Automated IoT Security and Privacy Analysis
Open Access
- Author:
- Celik, Zeynel Berkay
- Graduate Program:
- Computer Science and Engineering
- Degree:
- Doctor of Philosophy
- Document Type:
- Dissertation
- Date of Defense:
- March 08, 2019
- Committee Members:
- Patrick McDaniel, Dissertation Advisor/Co-Advisor
Patrick Drew Mcdaniel, Committee Chair/Co-Chair
Thomas F. La Porta, Committee Member
Gang Tan, Committee Member
David Reitter, Outside Member
A. Selcuk Uluagac, Special Member - Keywords:
- IoT security and privacy
program analysis
security
privacy - Abstract:
- The introduction of Internet of Things (IoT) devices that integrate online processes and services with the physical world has had profound effects on society---smart homes, personal monitoring devices, enhanced manufacturing, and other IoT applications have changed the way we live, play and work.
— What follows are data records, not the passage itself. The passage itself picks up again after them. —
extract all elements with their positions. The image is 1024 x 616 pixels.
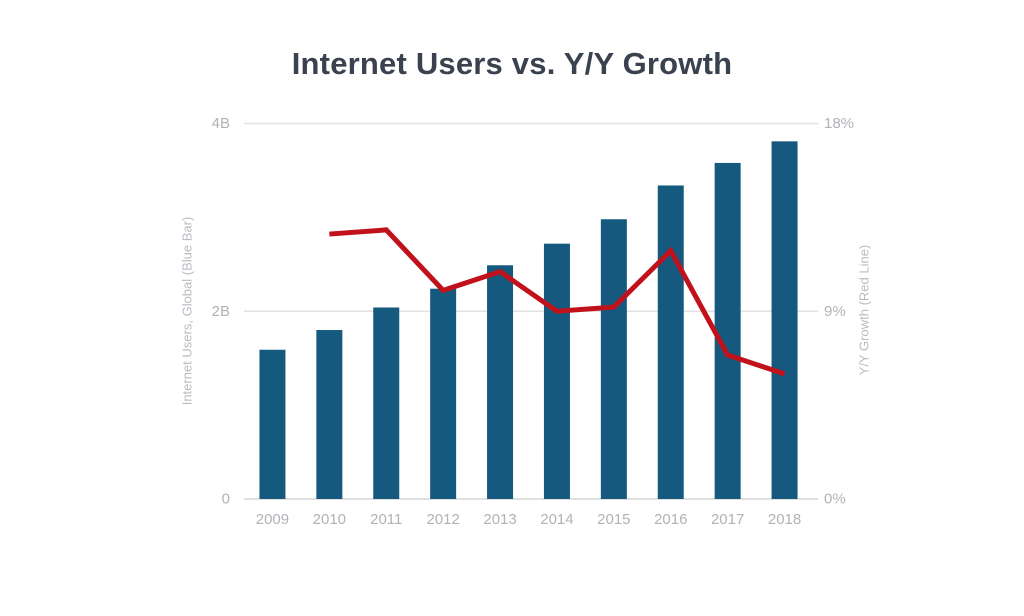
bar-2014 bbox=[543, 243, 570, 499]
right-tick-label: 18% bbox=[824, 115, 854, 132]
left-tick-label: 2B bbox=[212, 303, 230, 320]
x-tick-label: 2014 bbox=[540, 511, 573, 528]
x-tick-label: 2012 bbox=[426, 511, 459, 528]
bar-2015 bbox=[600, 219, 627, 499]
bar-2010 bbox=[316, 330, 343, 499]
x-tick-label: 2018 bbox=[768, 511, 801, 528]
x-tick-label: 2016 bbox=[654, 511, 687, 528]
x-tick-label: 2017 bbox=[711, 511, 744, 528]
x-tick-label: 2013 bbox=[483, 511, 516, 528]
left-tick-label: 4B bbox=[212, 115, 230, 132]
x-tick-label: 2010 bbox=[313, 511, 346, 528]
x-tick-label: 2011 bbox=[370, 511, 402, 528]
right-tick-label: 0% bbox=[824, 491, 846, 508]
bar-2012 bbox=[430, 288, 457, 499]
x-tick-label: 2015 bbox=[597, 511, 630, 528]
right-tick-label: 9% bbox=[824, 303, 846, 320]
left-tick-label: 0 bbox=[222, 491, 230, 508]
chart-title: Internet Users vs. Y/Y Growth bbox=[291, 46, 733, 81]
bar-2018 bbox=[771, 141, 798, 499]
left-axis-title: Internet Users, Global (Blue Bar) bbox=[179, 216, 195, 406]
growth-line bbox=[329, 227, 786, 377]
bar-2017 bbox=[714, 162, 741, 500]
x-tick-label: 2009 bbox=[256, 511, 289, 528]
bar-2011 bbox=[373, 307, 400, 499]
bar-2009 bbox=[259, 349, 286, 499]
bar-2016 bbox=[657, 185, 684, 499]
bar-2013 bbox=[487, 265, 514, 499]
right-axis-title: Y/Y Growth (Red Line) bbox=[856, 244, 872, 376]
While industry and users have widely embraced the systems supporting IoT, we have yet to understand the implications of these devices on our safety, security, and privacy. In this dissertation, we explore the limitations of existing IoT systems to reason about security and privacy not only as individual devices but as environments of physically and digitally interacting systems. We develop techniques and systems that target safety, security and privacy analysis of IoT applications and environments within physical spaces. First, we characterize the use and potential misuse of sensitive information and identify sensitive data flows in IoT applications. We introduce SainT, a static taint analysis system that uncovers privacy risks an IoT application presents. Second, we explore the interactions among devices within the physical spaces that lead to unsafe or insecure environments. We design and build Soteria, a static analysis system, that models the interactions between devices through source code analysis and verifies via model checking not only the correct operation of a device but the composite behavior of the devices in an environment. Lastly, we develop IoTGuard, a dynamic policy-based enforcement system for IoT devices, which enforces identified properties by monitoring the device execution behavior at runtime. IoTGuard eliminates the limitations of source code analysis in over-approximating IoT states and state transitions, more precisely tracks them using runtime information, and deals with new devices dynamically plugged into an IoT environment. Additionally, we extend safety and security analysis within physical domains to digital domains. Using these systems, we identify threats to safety, security, and privacy and provide consumers, developers, and industry with systems that mitigate threats to IoT in practice.